Incident Details: At approximately 11:20 CET on Friday, Quickpay began a routine import of payments from another PSP into our system, a process typically conducted 3-4 times weekly. However, each imported payment inadvertently triggered a callback to merchants, overwhelming their systems and leading to the rejection of these callbacks.
This surge in rejected callbacks accumulated in our system, eventually reaching a threshold we had not previously encountered. This bottleneck also impacted MobilePay Online and Vipps transactions, which utilize the same queue system. The MobilePay Online and Vipps events are prioritized above callbacks to ensure new transactions are processed even if there is a delay in callbacks. However, as the platform reached the threshold, almost no events were processed.
Regrettably, our team was unable to manually intervene in the queue without deleting all items, which would result in irreversible data loss.
*Resolution: *By 13:45, we successfully reinstated our on-premise queue system.
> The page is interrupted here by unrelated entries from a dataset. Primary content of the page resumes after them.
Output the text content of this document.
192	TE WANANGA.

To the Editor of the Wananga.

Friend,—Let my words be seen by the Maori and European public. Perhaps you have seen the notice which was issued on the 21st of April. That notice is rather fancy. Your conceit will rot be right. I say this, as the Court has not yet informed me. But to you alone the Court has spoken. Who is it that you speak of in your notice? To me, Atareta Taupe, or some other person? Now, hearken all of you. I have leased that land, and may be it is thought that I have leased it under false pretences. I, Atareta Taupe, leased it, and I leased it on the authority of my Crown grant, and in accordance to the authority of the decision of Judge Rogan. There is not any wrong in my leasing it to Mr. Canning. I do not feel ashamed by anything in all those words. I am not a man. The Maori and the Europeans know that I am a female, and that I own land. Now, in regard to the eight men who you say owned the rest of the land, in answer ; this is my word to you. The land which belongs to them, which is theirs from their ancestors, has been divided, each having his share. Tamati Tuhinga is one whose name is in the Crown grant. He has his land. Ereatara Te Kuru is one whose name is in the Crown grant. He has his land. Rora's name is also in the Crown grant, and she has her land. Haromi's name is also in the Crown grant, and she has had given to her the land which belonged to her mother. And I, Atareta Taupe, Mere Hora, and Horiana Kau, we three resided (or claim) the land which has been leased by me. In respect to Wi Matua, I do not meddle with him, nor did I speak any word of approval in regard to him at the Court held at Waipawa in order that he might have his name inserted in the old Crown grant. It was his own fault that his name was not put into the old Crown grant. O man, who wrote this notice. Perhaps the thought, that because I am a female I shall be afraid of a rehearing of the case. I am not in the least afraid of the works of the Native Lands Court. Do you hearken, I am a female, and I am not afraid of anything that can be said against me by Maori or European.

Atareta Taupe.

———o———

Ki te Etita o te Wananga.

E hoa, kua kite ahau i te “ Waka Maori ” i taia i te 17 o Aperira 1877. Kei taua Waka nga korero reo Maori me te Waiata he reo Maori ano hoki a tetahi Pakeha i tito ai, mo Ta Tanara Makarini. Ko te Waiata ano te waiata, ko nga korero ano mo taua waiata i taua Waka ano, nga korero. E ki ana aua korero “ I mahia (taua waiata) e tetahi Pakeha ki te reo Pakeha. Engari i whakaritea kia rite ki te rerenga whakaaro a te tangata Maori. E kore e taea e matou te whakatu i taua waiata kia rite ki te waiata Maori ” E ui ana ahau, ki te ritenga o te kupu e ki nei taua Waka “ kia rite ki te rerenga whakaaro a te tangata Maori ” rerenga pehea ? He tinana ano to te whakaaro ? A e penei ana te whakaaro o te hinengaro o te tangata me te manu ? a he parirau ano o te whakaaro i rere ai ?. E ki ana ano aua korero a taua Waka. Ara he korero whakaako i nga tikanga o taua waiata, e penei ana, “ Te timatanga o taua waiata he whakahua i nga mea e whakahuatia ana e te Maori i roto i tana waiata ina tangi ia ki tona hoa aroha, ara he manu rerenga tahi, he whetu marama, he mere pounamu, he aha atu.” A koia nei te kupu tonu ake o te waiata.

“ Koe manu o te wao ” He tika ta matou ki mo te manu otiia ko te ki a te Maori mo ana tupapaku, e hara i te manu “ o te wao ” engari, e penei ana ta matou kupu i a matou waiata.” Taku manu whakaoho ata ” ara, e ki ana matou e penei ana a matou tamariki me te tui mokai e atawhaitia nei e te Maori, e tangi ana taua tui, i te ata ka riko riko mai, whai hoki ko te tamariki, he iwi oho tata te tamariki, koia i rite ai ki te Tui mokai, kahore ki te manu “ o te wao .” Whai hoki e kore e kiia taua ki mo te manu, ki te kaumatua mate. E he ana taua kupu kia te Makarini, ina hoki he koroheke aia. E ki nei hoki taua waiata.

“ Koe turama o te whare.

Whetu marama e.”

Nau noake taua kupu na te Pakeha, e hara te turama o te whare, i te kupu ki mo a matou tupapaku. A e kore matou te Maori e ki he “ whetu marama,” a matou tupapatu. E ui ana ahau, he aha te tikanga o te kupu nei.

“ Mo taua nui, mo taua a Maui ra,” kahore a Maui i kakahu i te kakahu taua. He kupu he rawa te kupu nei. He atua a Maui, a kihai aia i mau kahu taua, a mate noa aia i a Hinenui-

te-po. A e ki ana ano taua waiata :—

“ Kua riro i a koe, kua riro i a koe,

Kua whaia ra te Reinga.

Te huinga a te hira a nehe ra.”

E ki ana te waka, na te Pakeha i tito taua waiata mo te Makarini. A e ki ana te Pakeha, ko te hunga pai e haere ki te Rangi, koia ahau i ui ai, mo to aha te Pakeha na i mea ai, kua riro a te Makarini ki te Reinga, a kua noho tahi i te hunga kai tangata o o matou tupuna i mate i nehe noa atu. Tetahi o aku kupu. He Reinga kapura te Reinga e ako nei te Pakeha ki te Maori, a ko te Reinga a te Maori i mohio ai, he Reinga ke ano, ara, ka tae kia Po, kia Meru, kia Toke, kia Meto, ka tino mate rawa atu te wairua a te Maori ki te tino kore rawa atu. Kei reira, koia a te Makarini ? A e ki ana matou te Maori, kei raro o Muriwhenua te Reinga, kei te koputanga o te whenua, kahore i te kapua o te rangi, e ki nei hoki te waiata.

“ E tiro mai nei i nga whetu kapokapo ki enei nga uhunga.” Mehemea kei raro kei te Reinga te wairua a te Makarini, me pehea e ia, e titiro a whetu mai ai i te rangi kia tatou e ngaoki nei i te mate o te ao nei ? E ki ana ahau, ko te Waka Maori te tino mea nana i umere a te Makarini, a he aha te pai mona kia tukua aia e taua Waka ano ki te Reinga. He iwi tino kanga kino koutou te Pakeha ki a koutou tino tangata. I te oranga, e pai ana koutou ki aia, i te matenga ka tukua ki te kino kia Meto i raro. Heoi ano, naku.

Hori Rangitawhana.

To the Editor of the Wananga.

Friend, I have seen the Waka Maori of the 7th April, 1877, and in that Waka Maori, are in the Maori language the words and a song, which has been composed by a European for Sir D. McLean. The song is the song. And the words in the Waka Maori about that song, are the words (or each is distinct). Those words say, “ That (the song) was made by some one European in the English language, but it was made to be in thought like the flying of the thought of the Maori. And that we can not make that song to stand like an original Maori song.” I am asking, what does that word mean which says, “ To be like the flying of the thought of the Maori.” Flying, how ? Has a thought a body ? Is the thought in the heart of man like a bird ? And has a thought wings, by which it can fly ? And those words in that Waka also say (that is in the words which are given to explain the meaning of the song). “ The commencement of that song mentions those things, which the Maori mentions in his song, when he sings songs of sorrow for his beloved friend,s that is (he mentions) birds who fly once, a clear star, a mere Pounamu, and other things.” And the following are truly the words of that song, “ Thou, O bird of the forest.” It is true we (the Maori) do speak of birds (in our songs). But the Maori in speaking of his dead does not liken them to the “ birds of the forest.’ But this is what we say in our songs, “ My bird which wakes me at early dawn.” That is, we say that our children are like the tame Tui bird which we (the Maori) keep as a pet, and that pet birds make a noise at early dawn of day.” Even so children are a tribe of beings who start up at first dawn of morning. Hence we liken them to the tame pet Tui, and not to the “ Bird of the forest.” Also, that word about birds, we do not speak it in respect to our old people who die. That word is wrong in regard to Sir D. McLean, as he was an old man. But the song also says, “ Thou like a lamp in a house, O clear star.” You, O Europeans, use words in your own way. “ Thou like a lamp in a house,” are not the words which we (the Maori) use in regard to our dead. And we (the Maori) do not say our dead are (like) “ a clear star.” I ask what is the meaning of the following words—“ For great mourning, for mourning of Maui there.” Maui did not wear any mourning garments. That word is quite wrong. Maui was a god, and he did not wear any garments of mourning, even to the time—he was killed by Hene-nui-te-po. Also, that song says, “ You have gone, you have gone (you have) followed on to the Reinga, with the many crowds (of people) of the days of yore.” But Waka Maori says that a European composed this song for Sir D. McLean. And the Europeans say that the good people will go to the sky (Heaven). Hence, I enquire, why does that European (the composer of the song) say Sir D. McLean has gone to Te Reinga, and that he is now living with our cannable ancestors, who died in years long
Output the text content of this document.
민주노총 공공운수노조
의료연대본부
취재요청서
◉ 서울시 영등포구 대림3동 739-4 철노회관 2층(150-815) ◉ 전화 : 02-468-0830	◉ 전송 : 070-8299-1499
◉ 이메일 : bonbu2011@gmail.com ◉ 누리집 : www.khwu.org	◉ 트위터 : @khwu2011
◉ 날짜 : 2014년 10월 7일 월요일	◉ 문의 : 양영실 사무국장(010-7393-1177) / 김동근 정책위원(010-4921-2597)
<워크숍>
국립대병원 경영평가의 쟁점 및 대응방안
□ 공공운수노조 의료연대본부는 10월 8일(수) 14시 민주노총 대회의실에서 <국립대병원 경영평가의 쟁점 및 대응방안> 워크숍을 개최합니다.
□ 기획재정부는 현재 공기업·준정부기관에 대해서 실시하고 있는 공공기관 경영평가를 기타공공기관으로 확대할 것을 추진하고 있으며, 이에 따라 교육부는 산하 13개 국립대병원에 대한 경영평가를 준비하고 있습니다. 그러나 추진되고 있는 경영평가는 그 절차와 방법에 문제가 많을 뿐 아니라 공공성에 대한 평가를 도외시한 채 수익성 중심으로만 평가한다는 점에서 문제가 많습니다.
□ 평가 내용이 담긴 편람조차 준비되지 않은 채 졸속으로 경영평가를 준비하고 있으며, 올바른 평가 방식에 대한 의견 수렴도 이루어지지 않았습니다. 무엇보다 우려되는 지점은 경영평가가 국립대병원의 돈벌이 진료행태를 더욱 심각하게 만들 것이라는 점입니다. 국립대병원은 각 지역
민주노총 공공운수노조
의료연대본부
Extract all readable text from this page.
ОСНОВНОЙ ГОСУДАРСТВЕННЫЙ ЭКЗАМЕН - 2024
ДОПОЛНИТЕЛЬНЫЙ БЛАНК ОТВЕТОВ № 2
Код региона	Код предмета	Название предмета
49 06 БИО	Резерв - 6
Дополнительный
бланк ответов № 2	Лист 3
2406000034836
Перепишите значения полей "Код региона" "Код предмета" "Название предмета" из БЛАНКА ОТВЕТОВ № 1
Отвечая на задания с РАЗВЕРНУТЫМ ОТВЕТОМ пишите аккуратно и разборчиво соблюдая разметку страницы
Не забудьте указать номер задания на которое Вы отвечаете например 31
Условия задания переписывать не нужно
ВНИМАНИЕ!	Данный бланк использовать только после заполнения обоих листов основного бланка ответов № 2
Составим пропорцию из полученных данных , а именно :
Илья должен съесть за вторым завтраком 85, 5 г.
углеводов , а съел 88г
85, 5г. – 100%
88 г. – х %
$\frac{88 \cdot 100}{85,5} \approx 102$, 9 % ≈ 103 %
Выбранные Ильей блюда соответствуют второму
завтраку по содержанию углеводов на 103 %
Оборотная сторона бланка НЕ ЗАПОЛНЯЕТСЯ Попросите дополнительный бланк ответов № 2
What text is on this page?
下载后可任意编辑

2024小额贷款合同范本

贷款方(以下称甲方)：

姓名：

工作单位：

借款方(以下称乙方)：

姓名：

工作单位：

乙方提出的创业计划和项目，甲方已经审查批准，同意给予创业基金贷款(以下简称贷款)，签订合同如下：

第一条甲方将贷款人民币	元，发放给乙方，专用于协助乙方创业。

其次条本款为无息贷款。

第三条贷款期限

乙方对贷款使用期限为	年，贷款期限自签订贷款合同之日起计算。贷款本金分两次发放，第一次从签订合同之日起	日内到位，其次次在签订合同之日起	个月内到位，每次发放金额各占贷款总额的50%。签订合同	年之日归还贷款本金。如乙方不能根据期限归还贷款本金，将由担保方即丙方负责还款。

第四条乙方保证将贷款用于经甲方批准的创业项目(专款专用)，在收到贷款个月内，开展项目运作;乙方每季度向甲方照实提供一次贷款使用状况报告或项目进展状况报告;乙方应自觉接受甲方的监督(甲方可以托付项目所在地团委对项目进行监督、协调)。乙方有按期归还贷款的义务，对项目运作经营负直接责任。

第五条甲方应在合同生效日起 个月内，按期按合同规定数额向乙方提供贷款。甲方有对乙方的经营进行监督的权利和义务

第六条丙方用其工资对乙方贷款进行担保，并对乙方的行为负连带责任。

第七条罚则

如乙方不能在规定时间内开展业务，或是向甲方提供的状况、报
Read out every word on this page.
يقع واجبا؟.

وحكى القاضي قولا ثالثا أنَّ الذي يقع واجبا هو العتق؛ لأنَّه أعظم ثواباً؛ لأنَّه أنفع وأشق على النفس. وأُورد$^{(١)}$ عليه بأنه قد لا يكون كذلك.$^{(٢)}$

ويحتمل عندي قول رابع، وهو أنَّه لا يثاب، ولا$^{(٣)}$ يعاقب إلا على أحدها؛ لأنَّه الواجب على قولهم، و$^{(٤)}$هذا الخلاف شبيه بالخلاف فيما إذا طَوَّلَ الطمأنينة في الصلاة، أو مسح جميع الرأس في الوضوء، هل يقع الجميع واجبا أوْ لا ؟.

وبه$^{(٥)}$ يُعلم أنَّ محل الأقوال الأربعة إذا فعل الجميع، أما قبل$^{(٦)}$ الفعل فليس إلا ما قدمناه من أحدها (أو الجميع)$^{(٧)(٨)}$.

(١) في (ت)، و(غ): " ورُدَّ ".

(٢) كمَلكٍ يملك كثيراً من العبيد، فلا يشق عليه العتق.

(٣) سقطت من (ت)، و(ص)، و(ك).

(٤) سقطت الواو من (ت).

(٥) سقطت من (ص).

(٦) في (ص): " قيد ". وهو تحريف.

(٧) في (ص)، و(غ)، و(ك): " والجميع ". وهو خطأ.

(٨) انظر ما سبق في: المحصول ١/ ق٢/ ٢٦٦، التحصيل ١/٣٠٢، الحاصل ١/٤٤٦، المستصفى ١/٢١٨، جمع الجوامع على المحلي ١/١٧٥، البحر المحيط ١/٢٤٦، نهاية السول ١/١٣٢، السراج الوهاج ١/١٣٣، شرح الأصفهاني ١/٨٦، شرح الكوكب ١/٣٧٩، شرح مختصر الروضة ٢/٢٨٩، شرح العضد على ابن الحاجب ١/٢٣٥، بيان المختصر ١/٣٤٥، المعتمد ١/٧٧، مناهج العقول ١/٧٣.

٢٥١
Subsequently, MobilePay Online, Vipps, and callbacks resumed normal processing. By 10:00 on Saturday, a portion of the failed events were processed in the queue, enabling us to process all remaining items, including pending MobilePay and Vipps payments.
Immediate Actions: We reverted to our on-premise queue system last Friday. This system, used up to six months ago, has been rigorously tested over several years, including during peak periods like previous Black Fridays, without issues related to the queue.
The incident was not due to overall platform load. We are confident in the system's stability in the upcoming months and, with the on-premise queue, we are better equipped to swiftly address similar issues if they arise.
*Long-Term Strategy: *In the future, we will transition back to the cloud-queue system. We are already sketching out enhancements that will enable us to process significantly more rejected callbacks than during the incident. We will also develop tools for more effective manual intervention. We will not transition to the cloud-system again before next year.
We acknowledge our failure to meet our communication standards. Despite promptly identifying the problem, internal miscommunication led to delayed updates to our customer support team and on our status page (https://status.quickpay.net). Post-resolution, our communication regarding the processing of queued events was also insufficient.
As part of a larger corporate group, we are exploring ways to leverage group resources to enhance our external communication capabilities.
We recognize the significant inconvenience caused to our merchants by this incident. We sincerely apologize for these disruptions. While we cannot guarantee the absence of future issues, we are committed to continually improving our platform and communication strategies.
We are again processing MobilePay transactions.
VippsPSP transactions have also been affected in the time frame.
We are still investigating the pending MobilePay transactions and delayed callbacks, and monitoring.